The Beales were Jacqueline Kennedy’s aunt and cousin, respectively. Set at Grey Gardens, the Bouviers’ mansion in East Hampton, New York, the musical tracks the progression of the two women’s lives from their original status as wealthy and socially polished aristocrats to their eventual largely isolated existence in a home overrun by cats and cited for repeated health code violations. However, its more central purpose is to untangle the complicated dynamics of their dysfunctional mother/daughter relationship.

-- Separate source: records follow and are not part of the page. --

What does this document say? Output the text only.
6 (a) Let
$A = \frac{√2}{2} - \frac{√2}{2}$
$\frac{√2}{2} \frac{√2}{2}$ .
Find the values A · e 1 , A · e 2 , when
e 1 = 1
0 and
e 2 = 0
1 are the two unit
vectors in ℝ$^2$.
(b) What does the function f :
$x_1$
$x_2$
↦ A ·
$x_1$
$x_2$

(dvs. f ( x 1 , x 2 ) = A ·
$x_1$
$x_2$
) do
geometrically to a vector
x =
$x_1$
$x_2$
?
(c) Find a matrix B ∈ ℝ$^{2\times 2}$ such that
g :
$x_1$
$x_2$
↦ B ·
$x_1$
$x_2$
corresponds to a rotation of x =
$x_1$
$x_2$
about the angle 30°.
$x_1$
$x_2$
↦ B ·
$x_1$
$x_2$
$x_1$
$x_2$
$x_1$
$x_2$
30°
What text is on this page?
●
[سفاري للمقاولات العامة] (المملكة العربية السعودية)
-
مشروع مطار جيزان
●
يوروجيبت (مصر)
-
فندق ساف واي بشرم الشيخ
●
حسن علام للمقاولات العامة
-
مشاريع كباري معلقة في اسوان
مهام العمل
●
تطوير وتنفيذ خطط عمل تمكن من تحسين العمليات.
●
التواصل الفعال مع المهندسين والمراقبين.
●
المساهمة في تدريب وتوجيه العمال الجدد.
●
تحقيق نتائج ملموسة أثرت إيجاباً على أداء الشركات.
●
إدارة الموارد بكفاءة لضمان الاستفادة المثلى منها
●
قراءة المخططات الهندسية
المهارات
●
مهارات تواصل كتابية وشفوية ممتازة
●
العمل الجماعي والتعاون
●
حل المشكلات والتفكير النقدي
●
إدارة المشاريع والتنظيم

The first act depicts the characters in their heyday and is a speculative take on what their lives might have been like when they were younger, when Little Edie was 24 and Big Edie was 47. The second act is set 32 years later, in 1973, at the decaying Grey Gardens Estate and hews closely to the Maysles Brothers’ documentary in its portrayal of them in their later years, when Little Edie is 56 and Big Edie is 79. While the first act is almost entirely fictional (the central event, the engagement between Little Edie and Joseph Kennedy, never happened), the second act takes much of its dialogue and action directly from the film. The same actress who plays Big Edie in the first act plays Little Edie in the second act.
The musical “Grey Gardens,” directed by Michael Wilson, plays at Center Theatre Group/Ahmanson Theatre through August 14.
BUT WAIT! THERE’S MORE…
Even when Grey Gardens falls away and the weather starts to chill, the Central Theater Group has more in store. They’ll be moving to the Mark Taper Forum to explore the story of “August Wilson’s Ma,” which begins at the end of the month alongside “A View From the Bridge,” Arthur Miller’s classic work. The play tells the tale of a Brooklyn longshoreman who is obsessed with his 17-year-old niece following an incredible fit of jealously over an immigrant. Sounds like the right stuff going into these roller coaster times.